Adaabul Hadits (Adab Berbicara)
Berbicara
adalah hal yang sangat manusiawi atau fitrah insaniyah. Sebagai ajaran yang syamil dan mutakamil (komprehensif dan utuh), Islam juga sangat memperhatikan
dengan lisan sehingga memberikan arahan yang termaktub dalam adaabul hadits (adab berbicara).
Dalam
sebuah hadits disebutkan bahwa lisan dapat membawa atau menyebabkan seseorang
masuk surga atau neraka. Dan di hadits lainnya diingatkan bahwa setiap anak
cucu Adam akan diminta pertanggung jawaban atas perkataan-perkataannya, baik
yang sengaja maupun tidak.
Manfaat adab dalam berbicara
1.
Bisa
menikmati kondisi diam sebagaimana Rasulullah SAW mencontohkan kepada umatnya,
karena segala perkataan Rasul adalah bernilai dzikir dalam pengertian yang
luas. Bila beliau berbicara, maka bicaranya dzikir dan bila beliau diam,
diamnya adalah dalam rangka berfikir.
2.
Rasulullah
SAW bersabda: “Barang siapa beriman
kepada Allah dan hari akhir, hendaklah berkata yang baik atau (lebih baik)
diam”.
3.
Bila
kita biasa mematuhi adab berbicara, maka kita akan memiliki kemampuan
menasehati secara baik. Karena jika terlalu mengumbar lisan, perkataan dan
nasehat kita membekas atau memberi kesan mendalam terhadap orang yang kita
nasehati, hendaknya kita senantiasa menjaga shalat
lail, shaum sunnah, tadarrus Al-Qur’an dan shalat sunnah rawatib.
4.
Terhindar
dari menjadi ulama yang su’ (ulama
yang buruk). Penampilan ulama su’ ini terkesan alim, islami namun ternyata di
dalamnya busuk, sesat dan menyesatkan. dalam QS. Ash-Shaff ayat 2-3, Allah
mengingatkan dan mengancam orang-orang yang tidak memiliki kesesuaian antara
kata dan perbuatan
Agar bisa meraih manfaat tersebut, seorang Muslim harus
mematuhi adab-adab berbicara, yakni :
1.
Wadih.
Bila kita
berbicara hendaknya kata-kata kita wadih
alias jelas, tegas, lugas dan mudah dicerna atau difahami. Hadits dari Aisyah
r.a: “Adalah kata-kata Rasulullah, kata-kata yang jelas dan mudah difahami oleh
orang yang mendengar di sekitarnya”. Apalagi tujuan komunikasi yang utama
adalah memberikan pengertian atau kefahaman kepada orang yang diajak berkomunikasi
Rasulullah SAW selalu mencontohkan bagaimana berbicara dengan wadih,
sampai-sampai sahabat-sahabat bisa menghitung kata-kata yang disampaikan
beliau.
2.
Sederhana dan tidak difasih-fasihkan. Hendaknya seorang Muslim berbicara
dengan bahasa yang sederhana, wajar tidak dilebih-lebihkan atau sok fasih.

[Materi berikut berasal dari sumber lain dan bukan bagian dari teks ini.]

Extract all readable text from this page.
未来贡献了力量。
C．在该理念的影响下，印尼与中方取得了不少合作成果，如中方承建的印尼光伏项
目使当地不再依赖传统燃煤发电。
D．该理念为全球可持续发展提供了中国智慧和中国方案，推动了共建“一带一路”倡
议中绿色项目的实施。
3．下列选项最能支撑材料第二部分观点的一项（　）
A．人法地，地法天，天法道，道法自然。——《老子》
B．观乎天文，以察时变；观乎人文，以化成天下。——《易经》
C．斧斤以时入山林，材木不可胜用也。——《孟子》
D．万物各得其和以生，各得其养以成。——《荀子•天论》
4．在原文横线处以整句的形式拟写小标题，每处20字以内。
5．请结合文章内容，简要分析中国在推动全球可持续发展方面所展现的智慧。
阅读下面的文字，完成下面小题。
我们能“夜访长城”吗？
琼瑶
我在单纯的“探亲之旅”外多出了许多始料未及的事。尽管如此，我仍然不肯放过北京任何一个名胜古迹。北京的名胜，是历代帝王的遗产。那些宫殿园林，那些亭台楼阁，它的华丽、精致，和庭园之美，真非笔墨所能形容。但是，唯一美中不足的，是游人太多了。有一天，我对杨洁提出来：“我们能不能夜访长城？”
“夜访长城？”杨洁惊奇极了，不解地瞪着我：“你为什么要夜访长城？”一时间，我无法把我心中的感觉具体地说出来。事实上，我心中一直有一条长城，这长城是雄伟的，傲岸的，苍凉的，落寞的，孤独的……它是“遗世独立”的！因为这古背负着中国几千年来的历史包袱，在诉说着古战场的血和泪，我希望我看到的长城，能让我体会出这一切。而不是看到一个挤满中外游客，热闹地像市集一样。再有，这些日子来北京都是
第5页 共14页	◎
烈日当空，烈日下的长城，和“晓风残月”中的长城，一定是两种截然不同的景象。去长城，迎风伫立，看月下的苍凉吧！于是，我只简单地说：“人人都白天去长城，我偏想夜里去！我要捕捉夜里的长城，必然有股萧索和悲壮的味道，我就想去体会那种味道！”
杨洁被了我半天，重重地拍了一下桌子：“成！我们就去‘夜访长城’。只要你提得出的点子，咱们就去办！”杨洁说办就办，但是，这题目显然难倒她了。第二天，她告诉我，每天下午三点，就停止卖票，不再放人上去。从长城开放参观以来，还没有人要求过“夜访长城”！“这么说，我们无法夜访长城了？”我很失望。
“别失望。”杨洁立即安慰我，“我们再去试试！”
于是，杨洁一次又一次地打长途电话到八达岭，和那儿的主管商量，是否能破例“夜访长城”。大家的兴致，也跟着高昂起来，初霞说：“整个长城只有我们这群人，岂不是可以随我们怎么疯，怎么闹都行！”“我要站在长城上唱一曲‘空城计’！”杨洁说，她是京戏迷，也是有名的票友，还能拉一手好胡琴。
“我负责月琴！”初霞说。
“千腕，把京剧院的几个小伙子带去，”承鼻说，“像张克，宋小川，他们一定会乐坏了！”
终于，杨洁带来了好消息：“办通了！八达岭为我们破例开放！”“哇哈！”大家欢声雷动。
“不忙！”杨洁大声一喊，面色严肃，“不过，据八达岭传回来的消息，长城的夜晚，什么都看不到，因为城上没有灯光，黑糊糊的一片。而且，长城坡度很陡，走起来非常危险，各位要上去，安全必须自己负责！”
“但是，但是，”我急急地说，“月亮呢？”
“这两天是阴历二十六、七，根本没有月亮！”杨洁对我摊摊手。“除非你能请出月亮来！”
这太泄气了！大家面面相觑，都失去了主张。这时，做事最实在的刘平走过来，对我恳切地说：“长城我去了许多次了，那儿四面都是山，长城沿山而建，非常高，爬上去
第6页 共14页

Seyogyanyalah kita melihat siapa orang yang kita ajak bicara apakah seorang
yang terdidik atau bukan. Rasulullah SAW bersabda: “Berbicalah kepada manusia sesuai dengan kadar intelektualitas mereka”.
3.
Menghindari pengulangan pembicaan yang
bisa menimbulkan kejenuhan. Sahabat Nabi, Abdullah bin Mas’ud biasa memberikan taushiyah atau nasehat setiap hari
kamis, sehingga sahabat yang lain pernah berkata padanya: “Hai Abu Abdurrahman,
seandainya saja engkau bisa memberi nasehat setiap hari, niscaya kami akan
senang”. Namun Ibnu Mas’ud malah menjawab, kami hanya memberikan nasehat
sekali-sekali saja, karena Rasulullah juga hanya sekali-sekali saja memberi
nasehat. Pada saat kami berada di dalam majelis.
4.
Kata-kata yang digunakan hendaknya
hanya kata-kata yang baik dan bernilai ibadah: Hindarilah kata-kata yang bersifat laghwi (sia-sia / tidak bermanfaat).
Dalam hadits disebutkan oleh Rasulullah SAW: “Min husnil Islamil ma’i tarku ma laa ya’ nihi”.(HR. Tirmidzi).

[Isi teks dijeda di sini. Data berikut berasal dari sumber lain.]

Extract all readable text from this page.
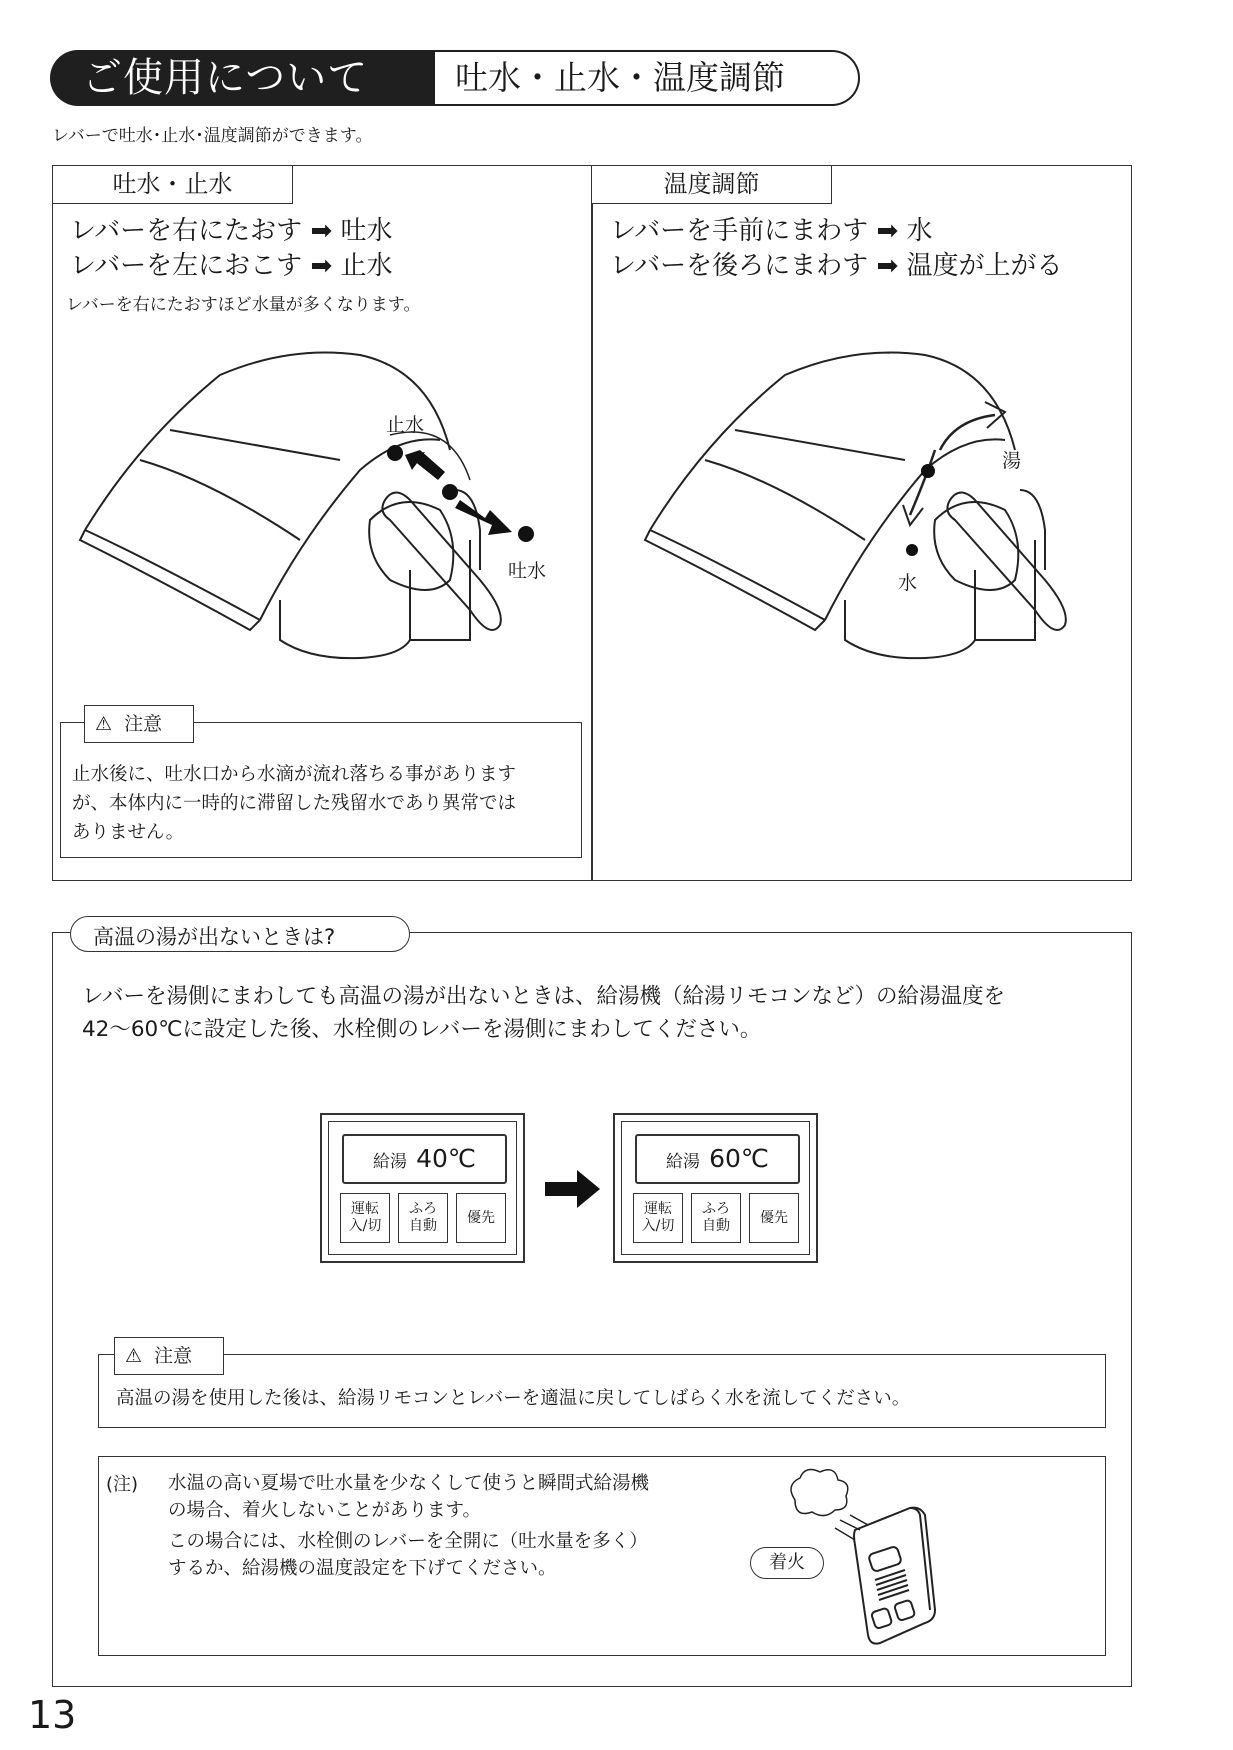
ご使用について	吐水・止水・温度調節
レバーで吐水･止水･温度調節ができます。
吐水・止水
レバーを右にたおす ➡ 吐水
レバーを左におこす ➡ 止水
レバーを右にたおすほど水量が多くなります。
止水
吐水
⚠ 注意
止水後に、吐水口から水滴が流れ落ちる事があります
が、本体内に一時的に滞留した残留水であり異常では
ありません。
温度調節
レバーを手前にまわす ➡ 水
レバーを後ろにまわす ➡ 温度が上がる
湯
水
高温の湯が出ないときは?
レバーを湯側にまわしても高温の湯が出ないときは、給湯機（給湯リモコンなど）の給湯温度を
42〜60℃に設定した後、水栓側のレバーを湯側にまわしてください。
給湯 40℃
運転
入/切
ふろ
自動
優先
給湯 60℃
運転
入/切
ふろ
自動
優先
⚠ 注意
高温の湯を使用した後は、給湯リモコンとレバーを適温に戻してしばらく水を流してください。
(注) 水温の高い夏場で吐水量を少なくして使うと瞬間式給湯機
の場合、着火しないことがあります。
この場合には、水栓側のレバーを全開に（吐水量を多く）
するか、給湯機の温度設定を下げてください。	着火
13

Termasuk di dalam kebaikan keislaman seseorang, maka ia meninggalkan hal-hal
yang tidak berguna, termasuk kata-kata laghwi.
Yang termasuk kategori kata-kata baik adalah salam, tegur sapa, nasehat,
kata-kata yang memberi semangat, menghibur dan menghindari kata-kata laghwi (QS
23:3) sebagai ciri-ciri orang yang beriman.
Di
dalam majelis selain ada yang berbicara tentu saja harus ada yang menjadi
pendengar, karena itu selain adaabul
hadits dibutuhkan pula adaabul
istima’.
Dalam
tubuh manusia boleh dibilang telingalah organ yang paling awal berfungsi dan
kelak organ ini pula yang paling terakhir berhenti berfungsi.
Sahabat
Nabi SAW, Abu Darda r.a pernah mengeluarkan kata-kata bijak: “Hendaknya kita
belajar dari organ-organ tubuh yang diberikan Allah kepada kita. Mengapa Ia
memberi kita dua telinga dan satu mulut, itu artinya kita harus lebih banyak
mendengar ketimbang berbicara”.
Dan
memang ternyata jauh lebih sulit menjadi pendengar yang baik daripada pembicara
yang baik. Bahkan kadang-kadang kita menemui bahwa dalam satu majelis, ada
orang-orang yang berbicara pada saat yang bersamaan dan tidak mau saling
mendengar satu sama lain.
Karena
itu penting bagi kita belajar mendengar. Ada saat-saat berbicara, tetapi ada
juga saat-saat mendengar, sehingga penting bagi kita untuk mengetahui apa-apa
saja yang termasuk adab mendengar dalam perspektif Islam:
1.
Diam dan mendengarkan dengan baik dan
seksama, maksudnya
kita harus tahu kapan saat berbicara dan kapan saat diam dan mendengarkan. Bila
sedang terjadi pembicaraan hendaknya kita berlaku santun, mendengarkan dan
menyimak dengan baik dan seksama. Hendaknya kita tidak mengobrol dengan sesama
pendengar lainnya.
2.
Tidak boleh memotong pembicaraan. Bila memang penting bagi kita karena
ada hal yang penting yang harus diinformasikan atau dikoreksi, hendaknya kita
meminta izin dengan mengacungkan jari lebih dulu dan meminta maaf, bila tidak
diizinkan hendaknya kita catat untuk kita tanyakan atau sampaikan setelah
pembicara menyelesaikan uraiannya.
3.
Menerima dan menghargai pembicaraan orang
lain serta
tidak meninggalkannya di saat selama isinya dalam rangka ketaatan pada Allah
SWT, walaupun ada yang membosankan.
4.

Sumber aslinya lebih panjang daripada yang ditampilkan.